IN POCHI SAPEVANO ieri che per andare a Parigi ad alta velocità è sufficiente recarsi alla stazione di Porta Susa e fare il biglietto per il Tgv: ma tutti sapevano che «Chiara Appendino non ha voluto anche le Olimpiadi».

Dopo le Olimpiadi «regalate a Milano» la piazza manifestava contro il degrado, per l’Europa, per la cultura, o ovviamente per il Tav. Un unicum che ha l’obbiettivo di defenestrare il M5s dal palazzo del Comune.

Il M5s si scopriva così chiuso nell’angolo, come un pugile suonato dai pugni in attesa diun gong che possa dargli un attimo di pausa. Assediata fisicamente, la sindaca Chiara Appendino scriveva un commento in cui sostiene di aver percepito «energie positive dalla piazza», e invitava a un incontro i rappresentanti della manifestazione. I quali, solo per dare l’idea del clima di fiducia che si respira a Torino, rispondevano ancora che non sapevano se accettare l’invito, e che preferirebbero parlare direttamente al Presidente della Repubblica. Acqua sulle fiamme anche dalla capogruppo Valentina Sganga, che però chiamava in causa con toni ultimativi direttamente il governo: «L’analisi costi benefici, che a questo punto il governo deve produrre in tempi molto celeri, darà le necessarie risposte a tutti coloro che manifestano a favore o contro l’opera». Fate in fretta quindi, che qui siamo sulla linea del fuoco.

ANALISI COSTI BENEFICI che ormai assomiglia sempre più al responso che Douglas Adams fornì ne La guida universale degli autostoppisti, romanzo fanta umoristico, alla domanda fondamentale sulla vita e tutto quanto: quarantadue. Un numero che avrà quindi il compito di sollevare il M5s dalla contrapposizione con la piazza e con le 33 sigle associative rappresentanti dell’intero sistema economico torinese che vogliono il tunnel di base della Torino – Lione. Tra le richieste al governo anche quella di «ammettere ai lavori della Struttura tecnica di missione del ministero delle Infrastrutture e dei Trasporti incaricata di effettuare l’analisi costi-benefici delle grandi opere, nelle sessioni che riguardano la nuova linea Torino Lione, un rappresentante del nostro territorio espressione delle forze economiche e sociali».

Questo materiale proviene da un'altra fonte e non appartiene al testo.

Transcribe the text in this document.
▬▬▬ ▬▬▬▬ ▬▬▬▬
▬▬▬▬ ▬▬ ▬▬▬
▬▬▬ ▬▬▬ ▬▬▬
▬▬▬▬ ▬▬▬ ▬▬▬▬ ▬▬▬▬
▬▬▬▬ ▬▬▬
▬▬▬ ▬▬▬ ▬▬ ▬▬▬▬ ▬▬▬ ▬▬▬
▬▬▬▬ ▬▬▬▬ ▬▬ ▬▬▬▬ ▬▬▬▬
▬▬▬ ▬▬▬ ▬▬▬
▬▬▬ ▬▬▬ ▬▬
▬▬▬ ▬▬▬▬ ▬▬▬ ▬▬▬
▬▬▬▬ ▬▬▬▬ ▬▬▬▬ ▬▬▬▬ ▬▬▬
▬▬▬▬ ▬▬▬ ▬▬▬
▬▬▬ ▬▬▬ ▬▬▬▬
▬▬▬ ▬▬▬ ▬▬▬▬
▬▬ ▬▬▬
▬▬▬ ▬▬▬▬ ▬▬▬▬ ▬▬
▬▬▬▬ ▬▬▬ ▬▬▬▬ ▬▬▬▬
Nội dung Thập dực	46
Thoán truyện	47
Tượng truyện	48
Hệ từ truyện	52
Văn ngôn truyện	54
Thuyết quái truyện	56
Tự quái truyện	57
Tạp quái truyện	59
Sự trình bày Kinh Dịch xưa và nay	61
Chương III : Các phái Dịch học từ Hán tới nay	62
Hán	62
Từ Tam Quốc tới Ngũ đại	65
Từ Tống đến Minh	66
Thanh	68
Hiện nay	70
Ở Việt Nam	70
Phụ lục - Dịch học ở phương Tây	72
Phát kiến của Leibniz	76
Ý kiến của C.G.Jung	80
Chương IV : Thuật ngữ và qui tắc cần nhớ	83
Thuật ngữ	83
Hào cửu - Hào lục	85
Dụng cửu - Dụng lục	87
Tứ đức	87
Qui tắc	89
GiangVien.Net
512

MA LA STORIA della Torino – Lione non è finita ieri. Già in passato la città aveva ospitato, nella stessa piazza, manifestazioni di portata simili da parte del movimento Notav. Senza dimenticare quelle in val Susa, numericamente ancora più massicce, del novembre 2005 o ottobre 2010: probabilmente di portata doppia. Ieri, dopo la manifestazione, il movimento Notav firmava un documento in cui dà l’appuntamento all’8 dicembre a Torino, anniversario della liberazione di Venaus nel dicembre 2005, quando oltre trentamila entrarono dentro il cantiere installato dopo il violento sgombero dei manifestati avvenuto qualche giorno prima.

INFINE, SALVINI che ha tentato di cavalcare la piazza torinese dopo aver preso coscienza della portata numerica della manifestazione, nonché della sua composizione, sotterra le speranze Notav del suo alleato di governo, il M5s. Il ministro ieri sera dichiarava: «Io sono sempre convinto che un’opera cominciata è sempre meglio finirla. Però nel contratto c’è l’analisi e aspettiamo i risultati». Anche lui quindi aspetta il responso scientifico per prendere una decisione. La Lega di Torino ieri era in piazza senza bandiere, e con i suoi rappresentanti usava toni decisamente più perentori, in linea con quanto sostenuto da sempre dal capogruppo leghista in consiglio comunale, Fabrizio Ricca, nonché del capogruppo alla Camera Riccardo Molinari. Il quale da tempo sostiene che «fare l’analisi costi benefici va bene ma l’opera si deve fare».